Researchers have struggled over the years to find a cure for AIDS, and while an effective HIV vaccine has eluded them thus far they are still making progress. But now new research finds that llamas, of all things, may hold the key to combating this fatal disease.

Specifically, a combination of antibodies from llamas can destroy - or neutralize - a wide range of circulating HIV viruses, researchers reported in the journal PLOS Pathogens.

Antibodies in most mammals are relatively large proteins, and scientists surmise that this bulkiness is why neutralizing antibodies are so rare. Not to mention that the CD4 receptor on virus cells that most developing vaccines target is exceptionally narrow. However, llamas are the exception to the rule. These pack animals produce the four-chain antibodies common among all mammals, but they also produce smaller ones made up of only two of the four chains, making them less cumbersome.

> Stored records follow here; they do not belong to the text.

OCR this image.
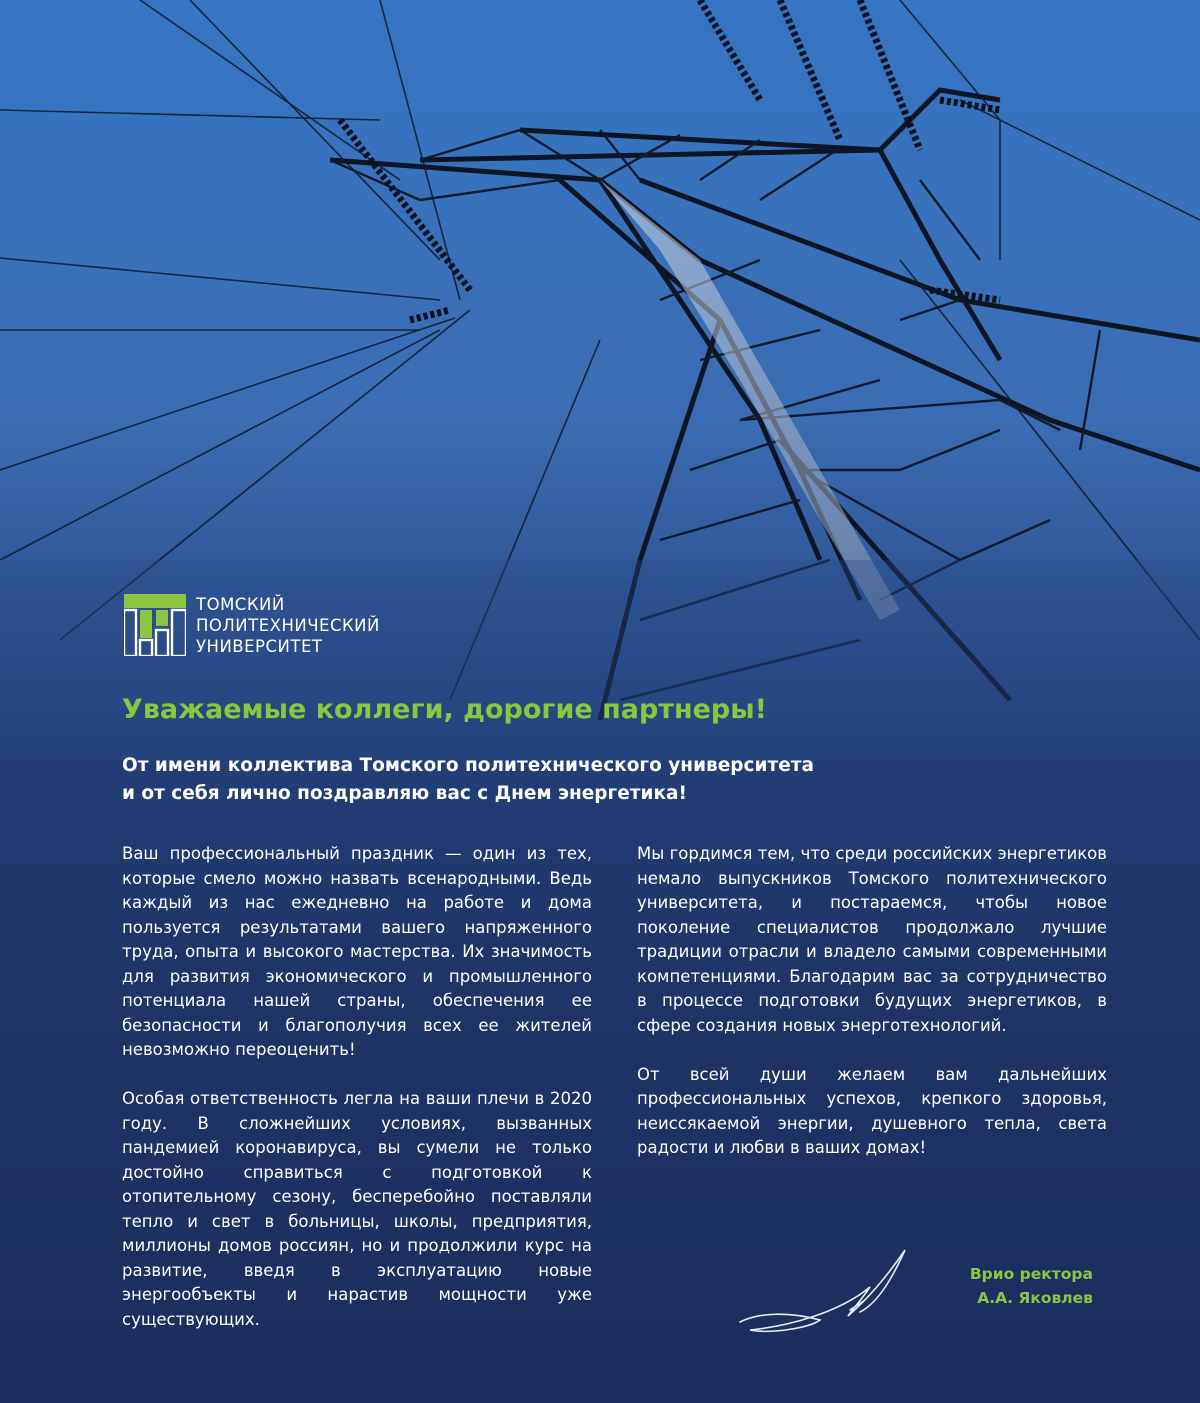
ТОМСКИЙ
ПОЛИТЕХНИЧЕСКИЙ
УНИВЕРСИТЕТ
Уважаемые коллеги, дорогие партнеры!
От имени коллектива Томского политехнического университета
и от себя лично поздравляю вас с Днем энергетика!

Ваш профессиональный праздник — один из тех, которые смело можно назвать всенародными. Ведь каждый из нас ежедневно на работе и дома пользуется результатами вашего напряженного труда, опыта и высокого мастерства. Их значимость для развития экономического и промышленного потенциала нашей страны, обеспечения ее безопасности и благополучия всех ее жителей невозможно переоценить!

Особая ответственность легла на ваши плечи в 2020 году. В сложнейших условиях, вызванных пандемией коронавируса, вы сумели не только достойно справиться с подготовкой к отопительному сезону, бесперебойно поставляли тепло и свет в больницы, школы, предприятия, миллионы домов россиян, но и продолжили курс на развитие, введя в эксплуатацию новые энергообъекты и нарастив мощности уже существующих.

Мы гордимся тем, что среди российских энергетиков немало выпускников Томского политехнического университета, и постараемся, чтобы новое поколение специалистов продолжало лучшие традиции отрасли и владело самыми современными компетенциями. Благодарим вас за сотрудничество в процессе подготовки будущих энергетиков, в сфере создания новых энерготехнологий.

От всей души желаем вам дальнейших профессиональных успехов, крепкого здоровья, неиссякаемой энергии, душевного тепла, света радости и любви в ваших домах!

Врио ректора
А.А. Яковлев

During the study, Laura McCoy led an international team of researchers in testing the immune response in llamas against HIV, which causes AIDS. Previous research had identified one particular HIV neutralizing llama antibody, and in this new study a total of three new neutralizing antibodies were found. And while separately the four virus-destroying antibodies target different parts of HIV's CD4-binding site, together they are more effective.

A combination of these antibodies, rather than interfering with each other, successfully neutralized all of the 60 different HIV strains tested.

To better understand how llamas hold the key to fighting the virus, McCoy and her colleagues sequenced several copies of their antibody-coding genes from blood cells, which they collected after the first set of immunizations and after a further four rounds of vaccination. They also looked at these same genes in seven of the llamas that weren't vaccinated.

To their surprise, the neutralizing antibodies were generated as immune cells repeatedly encountered the vaccine and responded by maturing specific antibodies that can recognize and target it.

And while these results are encouraging in the fight against AIDS, unfortunately these antibodies are only present at low concentrations in the blood, and so don't qualify as a protective HIV vaccine.

Nonetheless, "our results show that immunization can induce potent and broadly neutralizing antibodies in llamas with features similar to human antibodies and provide a framework to analyze the effectiveness of immunization protocols," the authors wrote.